100 This does not mean that, on review of a decision not to revoke a visa cancellation decision under s 501CA(4)(b)(ii), the Tribunal cannot take into account evidence about a former visa holder's conduct as a child. Rather, it is to say no more than that evidence of that conduct must have some relevance to an issue that properly arises in the course of the Tribunal's decision-making and that there must be some logical connection with the inferences or conclusions that the Tribunal then draws from that evidence. It might be thought that in such a case the Tribunal would treat such evidence cautiously, acknowledging the limits of the material before it that was said to evidence such conduct, including its cogency and reliability.

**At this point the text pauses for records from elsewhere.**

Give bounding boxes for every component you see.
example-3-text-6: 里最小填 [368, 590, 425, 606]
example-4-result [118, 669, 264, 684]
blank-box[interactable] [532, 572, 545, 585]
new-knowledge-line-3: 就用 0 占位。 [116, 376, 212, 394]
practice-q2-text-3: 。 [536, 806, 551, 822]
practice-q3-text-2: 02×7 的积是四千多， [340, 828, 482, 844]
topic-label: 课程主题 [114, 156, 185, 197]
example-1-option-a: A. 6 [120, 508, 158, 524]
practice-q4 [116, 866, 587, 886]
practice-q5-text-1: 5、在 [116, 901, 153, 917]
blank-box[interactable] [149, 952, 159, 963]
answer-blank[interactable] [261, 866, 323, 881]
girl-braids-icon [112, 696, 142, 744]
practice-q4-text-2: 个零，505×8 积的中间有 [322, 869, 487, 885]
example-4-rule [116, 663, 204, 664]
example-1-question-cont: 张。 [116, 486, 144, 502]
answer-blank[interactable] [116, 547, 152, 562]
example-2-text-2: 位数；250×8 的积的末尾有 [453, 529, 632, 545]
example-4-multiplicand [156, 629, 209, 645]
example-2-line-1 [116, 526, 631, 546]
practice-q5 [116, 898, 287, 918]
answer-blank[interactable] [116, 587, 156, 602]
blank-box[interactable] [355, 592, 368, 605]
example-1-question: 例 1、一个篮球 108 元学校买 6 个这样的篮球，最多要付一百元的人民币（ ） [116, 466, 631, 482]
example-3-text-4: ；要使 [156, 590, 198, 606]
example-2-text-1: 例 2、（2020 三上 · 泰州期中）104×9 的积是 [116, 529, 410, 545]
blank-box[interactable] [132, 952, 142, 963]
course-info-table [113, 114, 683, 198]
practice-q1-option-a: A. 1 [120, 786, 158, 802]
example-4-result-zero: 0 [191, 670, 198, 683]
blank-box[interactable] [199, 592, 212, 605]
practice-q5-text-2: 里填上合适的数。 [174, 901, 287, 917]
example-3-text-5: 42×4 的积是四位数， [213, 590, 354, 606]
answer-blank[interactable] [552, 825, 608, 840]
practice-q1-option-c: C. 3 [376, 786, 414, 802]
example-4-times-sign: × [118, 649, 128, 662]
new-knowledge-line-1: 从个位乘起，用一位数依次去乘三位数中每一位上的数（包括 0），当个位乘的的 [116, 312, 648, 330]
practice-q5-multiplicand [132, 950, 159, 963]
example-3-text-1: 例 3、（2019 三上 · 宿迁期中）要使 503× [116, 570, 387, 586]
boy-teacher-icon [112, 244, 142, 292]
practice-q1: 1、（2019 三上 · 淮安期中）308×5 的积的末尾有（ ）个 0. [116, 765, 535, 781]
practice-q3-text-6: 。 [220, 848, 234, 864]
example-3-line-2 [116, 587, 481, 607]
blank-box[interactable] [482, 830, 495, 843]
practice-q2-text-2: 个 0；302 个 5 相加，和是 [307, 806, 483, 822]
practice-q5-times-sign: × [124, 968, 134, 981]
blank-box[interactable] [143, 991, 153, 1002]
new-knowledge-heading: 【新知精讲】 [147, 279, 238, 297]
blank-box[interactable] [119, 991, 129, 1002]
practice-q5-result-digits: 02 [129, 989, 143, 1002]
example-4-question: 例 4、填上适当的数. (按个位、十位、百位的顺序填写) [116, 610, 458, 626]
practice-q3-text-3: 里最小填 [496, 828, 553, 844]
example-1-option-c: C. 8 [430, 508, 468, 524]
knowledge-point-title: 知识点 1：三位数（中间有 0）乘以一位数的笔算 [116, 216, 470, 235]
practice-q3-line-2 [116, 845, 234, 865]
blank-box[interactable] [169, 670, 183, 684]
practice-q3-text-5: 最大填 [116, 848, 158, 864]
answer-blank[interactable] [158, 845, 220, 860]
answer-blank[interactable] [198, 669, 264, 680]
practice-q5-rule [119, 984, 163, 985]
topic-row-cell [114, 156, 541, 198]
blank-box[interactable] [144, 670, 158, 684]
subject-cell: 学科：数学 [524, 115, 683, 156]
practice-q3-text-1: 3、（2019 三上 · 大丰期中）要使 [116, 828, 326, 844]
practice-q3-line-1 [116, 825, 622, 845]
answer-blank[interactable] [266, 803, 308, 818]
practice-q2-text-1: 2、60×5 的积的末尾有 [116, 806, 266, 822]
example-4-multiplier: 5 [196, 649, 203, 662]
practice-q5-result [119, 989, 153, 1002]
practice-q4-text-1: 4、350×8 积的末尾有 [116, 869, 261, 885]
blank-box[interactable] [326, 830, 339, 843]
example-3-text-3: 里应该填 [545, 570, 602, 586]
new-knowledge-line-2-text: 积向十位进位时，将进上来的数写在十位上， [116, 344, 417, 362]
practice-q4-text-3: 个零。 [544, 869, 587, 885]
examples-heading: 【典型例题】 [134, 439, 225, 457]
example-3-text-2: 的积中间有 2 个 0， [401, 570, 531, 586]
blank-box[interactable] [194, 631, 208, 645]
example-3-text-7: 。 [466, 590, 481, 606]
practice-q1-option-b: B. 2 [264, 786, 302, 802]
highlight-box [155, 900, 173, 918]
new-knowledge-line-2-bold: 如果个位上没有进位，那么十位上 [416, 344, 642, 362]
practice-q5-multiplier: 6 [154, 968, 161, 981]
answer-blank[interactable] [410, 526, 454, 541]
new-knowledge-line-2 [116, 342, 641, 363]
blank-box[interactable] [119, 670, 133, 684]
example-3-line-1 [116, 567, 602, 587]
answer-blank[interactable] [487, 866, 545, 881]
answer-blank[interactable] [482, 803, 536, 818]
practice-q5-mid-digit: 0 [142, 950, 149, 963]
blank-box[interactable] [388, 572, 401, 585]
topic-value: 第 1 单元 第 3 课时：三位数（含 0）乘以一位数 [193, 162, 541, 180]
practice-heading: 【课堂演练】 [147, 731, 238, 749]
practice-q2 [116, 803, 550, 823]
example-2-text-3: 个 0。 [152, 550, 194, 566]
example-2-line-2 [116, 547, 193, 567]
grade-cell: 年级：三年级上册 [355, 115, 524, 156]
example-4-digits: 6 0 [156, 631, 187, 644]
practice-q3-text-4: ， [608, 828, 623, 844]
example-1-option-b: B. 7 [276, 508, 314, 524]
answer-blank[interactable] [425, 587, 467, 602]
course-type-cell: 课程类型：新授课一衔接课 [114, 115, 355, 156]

101 For the reasons stated above, however, in this case, in elevating the applicant's conduct as a nine-year-old child to criminal offending, the Tribunal took into account a consideration that was irrelevant to his supposed pattern and history of offending, and provided no logical connection with the findings and conclusions the Tribunal made in that regard. Jurisdictional error was thereby disclosed, whether viewed as the consideration of irrelevant matters (as the applicant argued) or as an aspect of legal unreasonableness: compare SZMDS at [132], [135]; Minister for Immigration and Citizenship v Li [2013] HCA 18; 249 CLR 332 at [76]; Minister for Immigration and Border Protection v Eden [2016] FCAFC 28; 240 FCR 158 at [64].
102 For the reasons stated, ground 2 is not only of sufficient merit to justify the extension of time sought by the applicant, it also discloses jurisdictional error.